La découverte des restes humains
Les policiers se sont rendus au domicile du suspect, situé dans une petite rue bordée de maisons du quartier Franc-Moisin - Bel Air, après avoir été alertés par la tante du locataire disparu. Celle-ci, inquiète de ne plus avoir de nouvelles de son neveu, s'était préalablement déplacée à cette adresse. Sans obtenir de réponse, elle avait constaté que le véhicule de la victime était toujours sur place, renforçant ses craintes.
Sur les lieux, les agents ont fait une découverte glaçante : des restes humains, posés sur une bâche et dans divers contenants. Cette trouvaille a immédiatement conduit à l'interpellation du propriétaire, qui a été placé en garde à vue pour meurtre et atteinte à l'intégrité d'un cadavre.

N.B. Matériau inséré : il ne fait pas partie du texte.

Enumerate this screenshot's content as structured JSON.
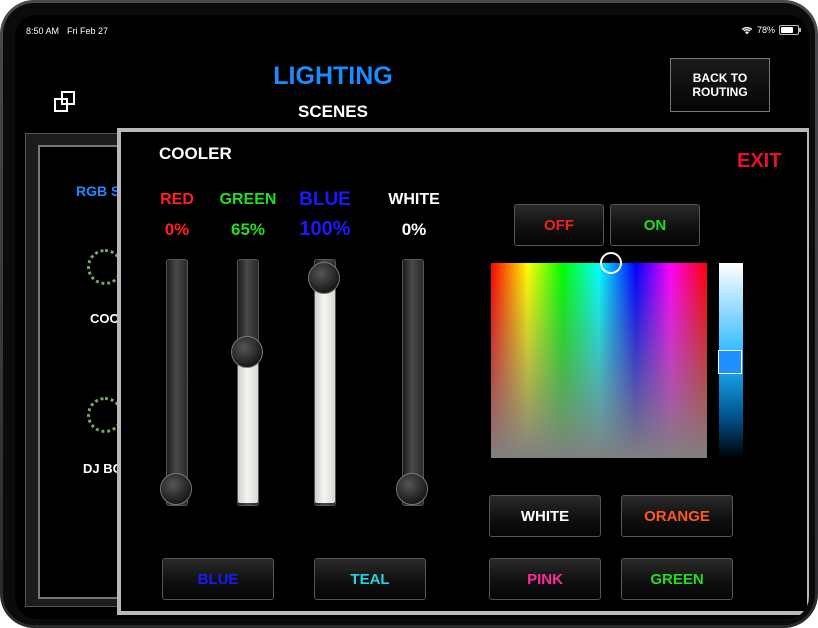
{
  "status_bar": {
    "time": "8:50 AM",
    "date": "Fri Feb 27",
    "battery": "78%"
  },
  "header": {
    "title": "LIGHTING",
    "subtitle": "SCENES",
    "back_button": "BACK TO ROUTING"
  },
  "background_panel": {
    "section_label": "RGB S",
    "items": [
      "COO",
      "DJ BO"
    ]
  },
  "dialog": {
    "title": "COOLER",
    "exit_label": "EXIT",
    "channels": [
      {
        "label": "RED",
        "value": "0%",
        "level": 0,
        "color": "#ff2020"
      },
      {
        "label": "GREEN",
        "value": "65%",
        "level": 0.65,
        "color": "#22dd22"
      },
      {
        "label": "BLUE",
        "value": "100%",
        "level": 1.0,
        "color": "#1a1aff"
      },
      {
        "label": "WHITE",
        "value": "0%",
        "level": 0,
        "color": "#ffffff"
      }
    ],
    "power": {
      "off_label": "OFF",
      "on_label": "ON",
      "off_color": "#ee2222",
      "on_color": "#22dd22"
    },
    "presets": [
      {
        "label": "WHITE",
        "color": "#ffffff"
      },
      {
        "label": "ORANGE",
        "color": "#ff5a1a"
      },
      {
        "label": "PINK",
        "color": "#ff2a9a"
      },
      {
        "label": "GREEN",
        "color": "#22dd22"
      },
      {
        "label": "BLUE",
        "color": "#1a1aff"
      },
      {
        "label": "TEAL",
        "color": "#2ad0e0"
      }
    ],
    "color_picker": {
      "brightness": "blue gradient"
    }
  }
}
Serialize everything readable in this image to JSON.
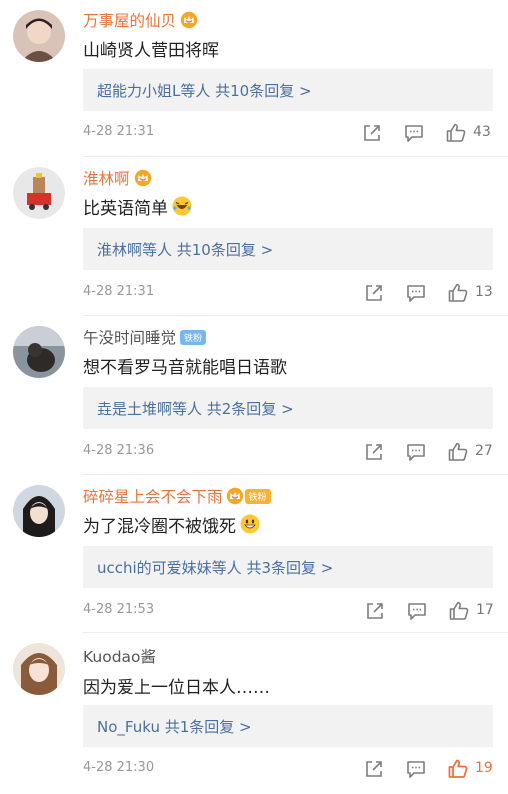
{
  "comments": [
    {
      "name": "万事屋的仙贝",
      "text": "山崎贤人菅田将晖",
      "reply": "超能力小姐L等人 共10条回复 >",
      "time": "4-28 21:31",
      "likes": "43"
    },
    {
      "name": "淮林啊",
      "text": "比英语简单",
      "reply": "淮林啊等人 共10条回复 >",
      "time": "4-28 21:31",
      "likes": "13"
    },
    {
      "name": "午没时间睡觉",
      "badge": "铁粉",
      "text": "想不看罗马音就能唱日语歌",
      "reply": "垚是土堆啊等人 共2条回复 >",
      "time": "4-28 21:36",
      "likes": "27"
    },
    {
      "name": "碎碎星上会不会下雨",
      "badge": "铁粉",
      "text": "为了混冷圈不被饿死",
      "reply": "ucchi的可爱妹妹等人 共3条回复 >",
      "time": "4-28 21:53",
      "likes": "17"
    },
    {
      "name": "Kuodao酱",
      "text": "因为爱上一位日本人……",
      "reply": "No_Fuku 共1条回复 >",
      "time": "4-28 21:30",
      "likes": "19"
    }
  ],
  "icons": {
    "share": "share-icon",
    "comment": "comment-icon",
    "like": "thumbs-up-icon",
    "crown": "fan-crown-icon"
  },
  "colors": {
    "name_accent": "#e8743c",
    "reply_link": "#4a6fa0",
    "reply_bg": "#f2f2f2",
    "liked": "#e8743c"
  }
}
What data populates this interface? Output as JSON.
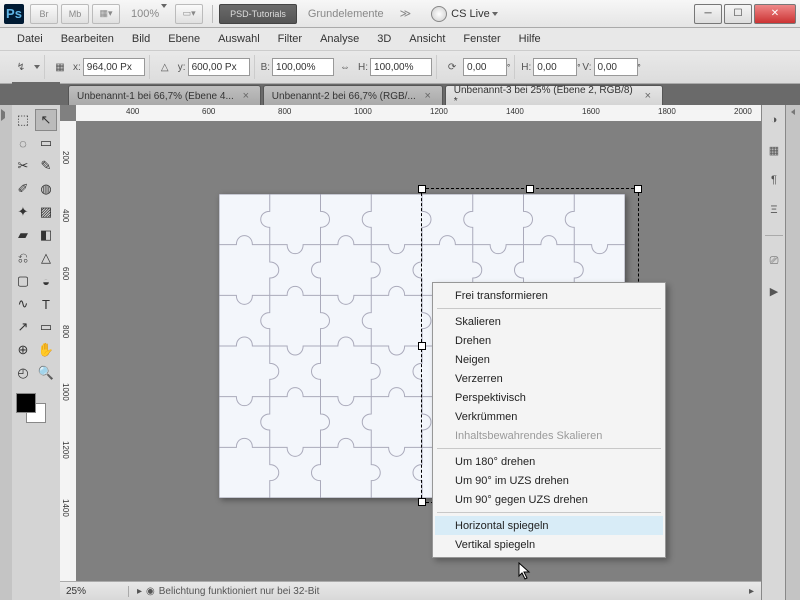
{
  "titlebar": {
    "app_logo": "Ps",
    "mini_buttons": [
      "Br",
      "Mb"
    ],
    "launcher_icon": "▦▾",
    "zoom_dropdown": "100%",
    "view_mode_icon": "▭▾",
    "psd_tutorials": "PSD-Tutorials",
    "grundelemente": "Grundelemente",
    "expand": "≫",
    "cs_live": "CS Live"
  },
  "menubar": [
    "Datei",
    "Bearbeiten",
    "Bild",
    "Ebene",
    "Auswahl",
    "Filter",
    "Analyse",
    "3D",
    "Ansicht",
    "Fenster",
    "Hilfe"
  ],
  "options": {
    "x_label": "x:",
    "x_value": "964,00 Px",
    "y_label": "y:",
    "y_value": "600,00 Px",
    "w_label": "B:",
    "w_value": "100,00%",
    "link_icon": "⇔",
    "h_label": "H:",
    "h_value": "100,00%",
    "angle_label": "⟳",
    "angle_value": "0,00",
    "hskew_label": "H:",
    "hskew_value": "0,00",
    "vskew_label": "V:",
    "vskew_value": "0,00"
  },
  "tabs": [
    {
      "label": "Unbenannt-1 bei 66,7% (Ebene 4...",
      "active": false
    },
    {
      "label": "Unbenannt-2 bei 66,7% (RGB/...",
      "active": false
    },
    {
      "label": "Unbenannt-3 bei 25% (Ebene 2, RGB/8) *",
      "active": true
    }
  ],
  "ruler_h": [
    "400",
    "600",
    "800",
    "1000",
    "1200",
    "1400",
    "1600",
    "1800",
    "2000"
  ],
  "ruler_v": [
    "200",
    "400",
    "600",
    "800",
    "1000",
    "1200",
    "1400"
  ],
  "status": {
    "zoom": "25%",
    "message": "Belichtung funktioniert nur bei 32-Bit"
  },
  "context_menu": [
    {
      "label": "Frei transformieren",
      "type": "item"
    },
    {
      "type": "sep"
    },
    {
      "label": "Skalieren",
      "type": "item"
    },
    {
      "label": "Drehen",
      "type": "item"
    },
    {
      "label": "Neigen",
      "type": "item"
    },
    {
      "label": "Verzerren",
      "type": "item"
    },
    {
      "label": "Perspektivisch",
      "type": "item"
    },
    {
      "label": "Verkrümmen",
      "type": "item"
    },
    {
      "label": "Inhaltsbewahrendes Skalieren",
      "type": "item",
      "disabled": true
    },
    {
      "type": "sep"
    },
    {
      "label": "Um 180° drehen",
      "type": "item"
    },
    {
      "label": "Um 90° im UZS drehen",
      "type": "item"
    },
    {
      "label": "Um 90° gegen UZS drehen",
      "type": "item"
    },
    {
      "type": "sep"
    },
    {
      "label": "Horizontal spiegeln",
      "type": "item",
      "highlight": true
    },
    {
      "label": "Vertikal spiegeln",
      "type": "item"
    }
  ],
  "tools": [
    [
      "⬚",
      "↖"
    ],
    [
      "◌",
      "▭"
    ],
    [
      "✂",
      "✎"
    ],
    [
      "✐",
      "◍"
    ],
    [
      "✦",
      "▨"
    ],
    [
      "▰",
      "◧"
    ],
    [
      "⎌",
      "△"
    ],
    [
      "▢",
      "◒"
    ],
    [
      "∿",
      "T"
    ],
    [
      "↗",
      "▭"
    ],
    [
      "⊕",
      "✋"
    ],
    [
      "◴",
      "🔍"
    ]
  ],
  "right_icons": [
    "◑",
    "▦",
    "¶",
    "Ξ",
    "⎚",
    "▶"
  ]
}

Les aveux du propriétaire et les circonstances du crime
Selon la source policière, le propriétaire a avoué avoir tué son locataire. Il aurait évoqué un différend remontant à la fin du mois dernier comme motif du crime. Les investigations suggèrent que le suspect aurait non seulement commis le meurtre, mais aussi mutilé le corps de la victime, un homme dans la trentaine. Des restes humains auraient été retrouvés dans des sacs-poubelle, selon les informations rapportées par Actu17.
L'enquête a également révélé un élément troublant : l'homme placé en garde à vue était en possession d'un document d'identité qui ne lui appartenait pas. Les autorités ont entrepris des recherches pour localiser la personne correspondant à cette identité, ajoutant une dimension supplémentaire à cette affaire complexe.
Cette tragédie met en lumière les tensions potentielles dans les relations propriétaire-locataire et soulève des questions sur la sécurité dans les logements. Les enquêteurs continuent leur travail pour élucider tous les aspects de ce crime, tandis que le suspect reste en garde à vue, confronté à des accusations graves.